In a San Francisco Superior Court filing on Feb. 6, Bonta and San Francisco City Attorney David Chiu allege Florida-based Gatalog Foundation Inc. and CTRLPew LLC unlawfully distributed digital blueprints and computer code used to manufacture hundreds of "ghost guns" and banned accessories like Glock switches and illegal high-capacity magazines.

The complaint claims defendants made available over 150 designs for weapons and components that can be 3D printed at home - including frames, receivers, and suppressors - without serial numbers or background checks. California law already bars unlicensed firearm manufacture, background check-skipping schemes, and, more recently, distributing the code that makes it all possible.
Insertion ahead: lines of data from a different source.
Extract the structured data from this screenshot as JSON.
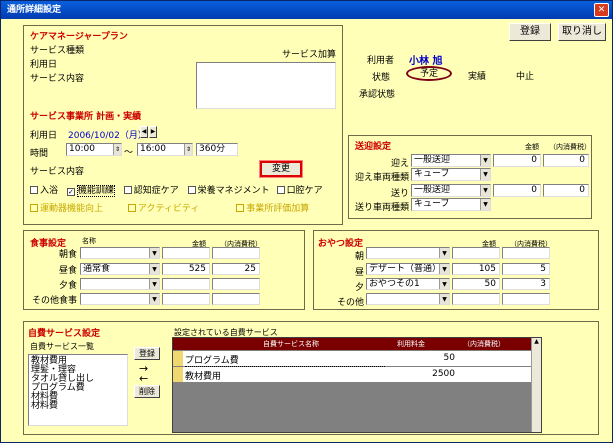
{
  "window": {
    "title": "通所詳細設定"
  },
  "toolbar": {
    "register": "登録",
    "cancel": "取り消し"
  },
  "care": {
    "title": "ケアマネージャープラン",
    "service_type": "サービス種類",
    "use_date": "利用日",
    "service_content": "サービス内容",
    "service_add": "サービス加算"
  },
  "user": {
    "label": "利用者",
    "name": "小林 旭",
    "status_label": "状態",
    "status_opts": [
      "予定",
      "実績",
      "中止"
    ],
    "approval": "承認状態"
  },
  "plan": {
    "title": "サービス事業所 計画・実績",
    "date_label": "利用日",
    "date": "2006/10/02（月）",
    "time_label": "時間",
    "start": "10:00",
    "sep": "～",
    "end": "16:00",
    "minutes": "360分",
    "content_label": "サービス内容",
    "change": "変更"
  },
  "services": {
    "row1": [
      "入浴",
      "機能訓練",
      "認知症ケア",
      "栄養マネジメント",
      "口腔ケア"
    ],
    "row1_checked": [
      false,
      true,
      false,
      false,
      false
    ],
    "row2": [
      "運動器機能向上",
      "アクティビティ",
      "事業所評価加算"
    ]
  },
  "transport": {
    "title": "送迎設定",
    "h_amount": "金額",
    "h_tax": "（内消費税）",
    "rows": [
      {
        "label": "迎え",
        "value": "一般送迎",
        "amount": "0",
        "tax": "0"
      },
      {
        "label": "迎え車両種類",
        "value": "キューブ"
      },
      {
        "label": "送り",
        "value": "一般送迎",
        "amount": "0",
        "tax": "0"
      },
      {
        "label": "送り車両種類",
        "value": "キューブ"
      }
    ]
  },
  "meal": {
    "title": "食事設定",
    "h_name": "名称",
    "h_amount": "金額",
    "h_tax": "（内消費税）",
    "rows": [
      {
        "label": "朝食",
        "value": "",
        "amount": "",
        "tax": ""
      },
      {
        "label": "昼食",
        "value": "通常食",
        "amount": "525",
        "tax": "25"
      },
      {
        "label": "夕食",
        "value": "",
        "amount": "",
        "tax": ""
      },
      {
        "label": "その他食事",
        "value": "",
        "amount": "",
        "tax": ""
      }
    ]
  },
  "snack": {
    "title": "おやつ設定",
    "h_amount": "金額",
    "h_tax": "（内消費税）",
    "rows": [
      {
        "label": "朝",
        "value": "",
        "amount": "",
        "tax": ""
      },
      {
        "label": "昼",
        "value": "デザート（普通）",
        "amount": "105",
        "tax": "5"
      },
      {
        "label": "夕",
        "value": "おやつその1",
        "amount": "50",
        "tax": "3"
      },
      {
        "label": "その他",
        "value": "",
        "amount": "",
        "tax": ""
      }
    ]
  },
  "selfpay": {
    "title": "自費サービス設定",
    "list_label": "自費サービス一覧",
    "list": [
      "教材費用",
      "理髪・理容",
      "タオル貸し出し",
      "プログラム費",
      "材料費",
      "材料費"
    ],
    "add": "登録",
    "arrow_right": "→",
    "arrow_left": "←",
    "delete": "削除",
    "set_label": "設定されている自費サービス",
    "cols": [
      "自費サービス名称",
      "利用料金",
      "（内消費税）"
    ],
    "rows": [
      {
        "name": "プログラム費",
        "fee": "50",
        "tax": ""
      },
      {
        "name": "教材費用",
        "fee": "2500",
        "tax": ""
      }
    ]
  },
  "colors": {
    "background": "#ffffb8",
    "section": "#cc0000",
    "titlebar": "#0a5fdc",
    "grid_header": "#7a0000"
  }
}
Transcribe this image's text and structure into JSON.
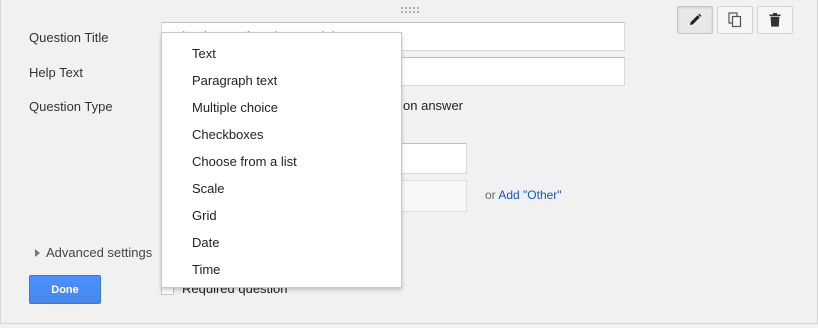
{
  "form": {
    "question_title_label": "Question Title",
    "question_title_value": "What is your favorite Snack item?",
    "help_text_label": "Help Text",
    "help_text_value": "",
    "question_type_label": "Question Type",
    "go_to_page_text": "Go to page based on answer",
    "option_1_value": "",
    "option_2_placeholder": "",
    "or_text": "or",
    "add_other_label": "Add \"Other\"",
    "advanced_settings_label": "Advanced settings",
    "done_label": "Done",
    "required_label": "Required question"
  },
  "toolbar": {
    "edit_icon": "pencil-icon",
    "duplicate_icon": "duplicate-icon",
    "delete_icon": "trash-icon"
  },
  "question_type_menu": {
    "options": [
      "Text",
      "Paragraph text",
      "Multiple choice",
      "Checkboxes",
      "Choose from a list",
      "Scale",
      "Grid",
      "Date",
      "Time"
    ]
  },
  "colors": {
    "primary_button": "#4d90fe",
    "link": "#1155cc",
    "background": "#f1f1f1"
  }
}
According to the complaint, California laws "specifically prohibit 3D printing firearms and prohibited firearm accessories without a license to manufacture firearms, and since 2023, has also prohibited the distribution of computer code for printing them to those without a license."

"Dangerous Untraceables," Says Bonta

Bonta claims that people making their own guns constitutes a "public safety crisis," as law enforcement seizures of ghost guns in the state skyrocketed from 26 in 2015 to an average of 11,000 per year since 2021. Prosecutors argue ghost guns bypass serials, background checks and traditional gun-safety measures, making them a magnet for people prohibited from possessing guns.

"These defendants' conduct enables unlicensed people who are too young or too dangerous to pass firearm background checks to illegally print deadly weapons without a background check and without a trace," Bonta said in the press release.

But gun-rights advocates argue there's more to the story.

"The Second Amendment protects the right of the people to keep and bear arms - and that right does not disappear because California dislikes how a firearm is made," Gun Owners of America Senior VP Erich Pratt told ZeroHedge. "For generations, Americans have lawfully built firearms for personal use. This lawsuit doesn't target criminals; it targets constitutionally protected conduct and even speech itself. You don't defend public safety by gutting the Second Amendment and criminalizing law-abiding citizens. Criminals will continue to ignore the law, as they always have.":

Hobbyists or Criminal Enablers?

Among the named defendants is gun-rights attorney Matthew Larosiere - long a voice for hobbyists who argue it's been legal for Americans to build firearms for personal use so long as they obey federal law. Critics of the lawsuit, including analysts in the gun-rights community, say this latest action blurs the line between hobby and crime and could chill lawful expression and innovation.